‘I would rather go fishing than voting’ - social media influencer

Social media influencer Irvin Mashele, known as ‘Chairman Atchar, opted not to vote yesterday. Facebook

Social media influencer Irvin Mashele, known as ‘Chairman Atchar, opted not to vote yesterday. Facebook

Published May 29, 2024


Well-known Pretoria-based social media influencer Irvin Mashele, who is is selling atchar in the street intersections, says he would rather go fishing than wait in a queue for a chance to vote.

Fondly known to his customers as ‘Chairman Atchar’, Mashele is always immaculately dressed in a suit as he sells his atchar to motorists and passers-by at the road intersections.

Born in Winterveldt and now residing in Soshanguve, Mashele is loved by his customers because of his colourful personality and for always sharing motivational speeches with them while he plies his trade.

On Wednesday, he opted not to join millions of South Africans when they headed to different polling stations to cast their ballots during the general elections.

In a video clip circulating on social media he declared his decision to desist from voting, bemoaning the fact that he was not roped into campaigns of any of the political parties in the run-up to elections.

“I am an influencer and I have more than eight years selling atchar in the streets and there has not been a single party that identified the chairman,” he said.

He said if political parties deemed him that important in society they would have approached him with a view to ask him to assist them in their elections campaigns for votes.

“They would have at least asked me to accompany them to Jukulyn and tell voters about their parties and what they stand for,” he said.

He highlighted the irony of being promised jobs by political party volunteers despite the fact that they were also struggling to get jobs.
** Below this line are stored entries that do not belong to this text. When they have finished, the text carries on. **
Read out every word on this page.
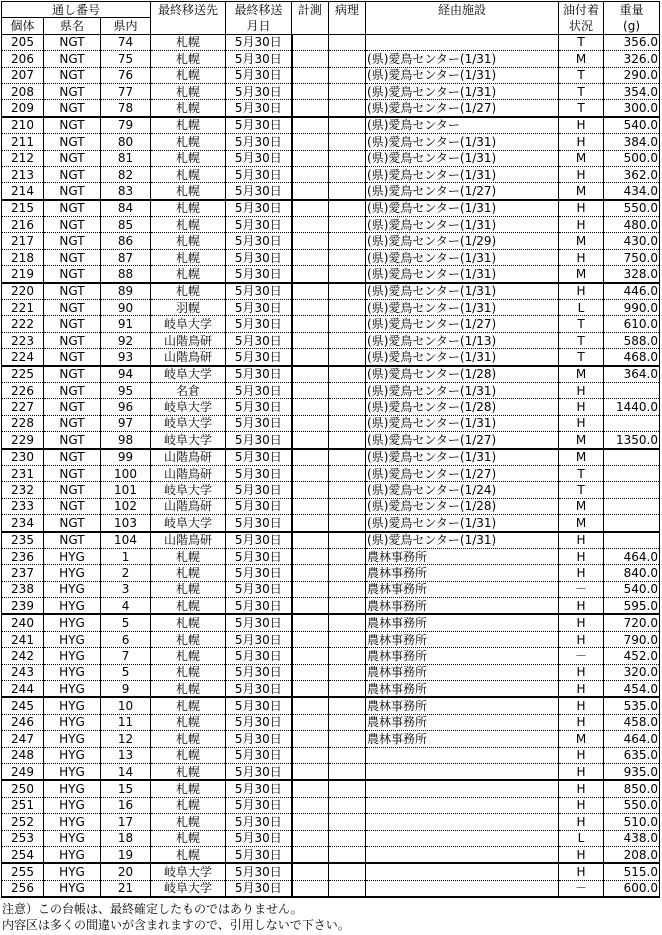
通し番号			最終移送先	最終移送	計測	病理	経由施設	油付着	重量
個体	県名	県内		月日				状況	(g)
205	NGT	74	札幌	5月30日				T	356.0
206	NGT	75	札幌	5月30日			(県)愛鳥センター(1/31)	M	326.0
207	NGT	76	札幌	5月30日			(県)愛鳥センター(1/31)	T	290.0
208	NGT	77	札幌	5月30日			(県)愛鳥センター(1/31)	T	354.0
209	NGT	78	札幌	5月30日			(県)愛鳥センター(1/27)	T	300.0
210	NGT	79	札幌	5月30日			(県)愛鳥センター	H	540.0
211	NGT	80	札幌	5月30日			(県)愛鳥センター(1/31)	H	384.0
212	NGT	81	札幌	5月30日			(県)愛鳥センター(1/31)	M	500.0
213	NGT	82	札幌	5月30日			(県)愛鳥センター(1/31)	H	362.0
214	NGT	83	札幌	5月30日			(県)愛鳥センター(1/27)	M	434.0
215	NGT	84	札幌	5月30日			(県)愛鳥センター(1/31)	H	550.0
216	NGT	85	札幌	5月30日			(県)愛鳥センター(1/31)	H	480.0
217	NGT	86	札幌	5月30日			(県)愛鳥センター(1/29)	M	430.0
218	NGT	87	札幌	5月30日			(県)愛鳥センター(1/31)	H	750.0
219	NGT	88	札幌	5月30日			(県)愛鳥センター(1/31)	M	328.0
220	NGT	89	札幌	5月30日			(県)愛鳥センター(1/31)	H	446.0
221	NGT	90	羽幌	5月30日			(県)愛鳥センター(1/31)	L	990.0
222	NGT	91	岐阜大学	5月30日			(県)愛鳥センター(1/27)	T	610.0
223	NGT	92	山階鳥研	5月30日			(県)愛鳥センター(1/13)	T	588.0
224	NGT	93	山階鳥研	5月30日			(県)愛鳥センター(1/31)	T	468.0
225	NGT	94	岐阜大学	5月30日			(県)愛鳥センター(1/28)	M	364.0
226	NGT	95	名倉	5月30日			(県)愛鳥センター(1/31)	H	
227	NGT	96	岐阜大学	5月30日			(県)愛鳥センター(1/28)	H	1440.0
228	NGT	97	岐阜大学	5月30日			(県)愛鳥センター(1/31)	H	
229	NGT	98	岐阜大学	5月30日			(県)愛鳥センター(1/27)	M	1350.0
230	NGT	99	山階鳥研	5月30日			(県)愛鳥センター(1/31)	M	
231	NGT	100	山階鳥研	5月30日			(県)愛鳥センター(1/27)	T	
232	NGT	101	岐阜大学	5月30日			(県)愛鳥センター(1/24)	T	
233	NGT	102	山階鳥研	5月30日			(県)愛鳥センター(1/28)	M	
234	NGT	103	岐阜大学	5月30日			(県)愛鳥センター(1/31)	M	
235	NGT	104	山階鳥研	5月30日			(県)愛鳥センター(1/31)	H	
236	HYG	1	札幌	5月30日			農林事務所	H	464.0
237	HYG	2	札幌	5月30日			農林事務所	H	840.0
238	HYG	3	札幌	5月30日			農林事務所	－	540.0
239	HYG	4	札幌	5月30日			農林事務所	H	595.0
240	HYG	5	札幌	5月30日			農林事務所	H	720.0
241	HYG	6	札幌	5月30日			農林事務所	H	790.0
242	HYG	7	札幌	5月30日			農林事務所	－	452.0
243	HYG	5	札幌	5月30日			農林事務所	H	320.0
244	HYG	9	札幌	5月30日			農林事務所	H	454.0
245	HYG	10	札幌	5月30日			農林事務所	H	535.0
246	HYG	11	札幌	5月30日			農林事務所	H	458.0
247	HYG	12	札幌	5月30日			農林事務所	M	464.0
248	HYG	13	札幌	5月30日				H	635.0
249	HYG	14	札幌	5月30日				H	935.0
250	HYG	15	札幌	5月30日				H	850.0
251	HYG	16	札幌	5月30日				H	550.0
252	HYG	17	札幌	5月30日				H	510.0
253	HYG	18	札幌	5月30日				L	438.0
254	HYG	19	札幌	5月30日				H	208.0
255	HYG	20	岐阜大学	5月30日				H	515.0
256	HYG	21	岐阜大学	5月30日				－	600.0
注意）この台帳は、最終確定したものではありません。
内容区は多くの間違いが含まれますので、引用しないで下さい。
“I am not going to be told by a party volunteer that the government was promising to create jobs, while he is not working,” he said.

As far as he was concerned he was not going to be swayed to vote by politicians who would forget about their promises to him soon after the elections.

He said the reason politicians would want to persuade him to vote was because they knew that they would reap the rewards through the votes while won’t benefit anything from the voting exercise.

“Tomorrow we will see them showing off their posts while at Louis Vuitton (stores) while I am here enduring the sun heat,” he said.

Mashele remarked that voting was "out of fashion in South Africa" and that he would rather "go fishing" instead of standing in queues waiting for a chance to vote.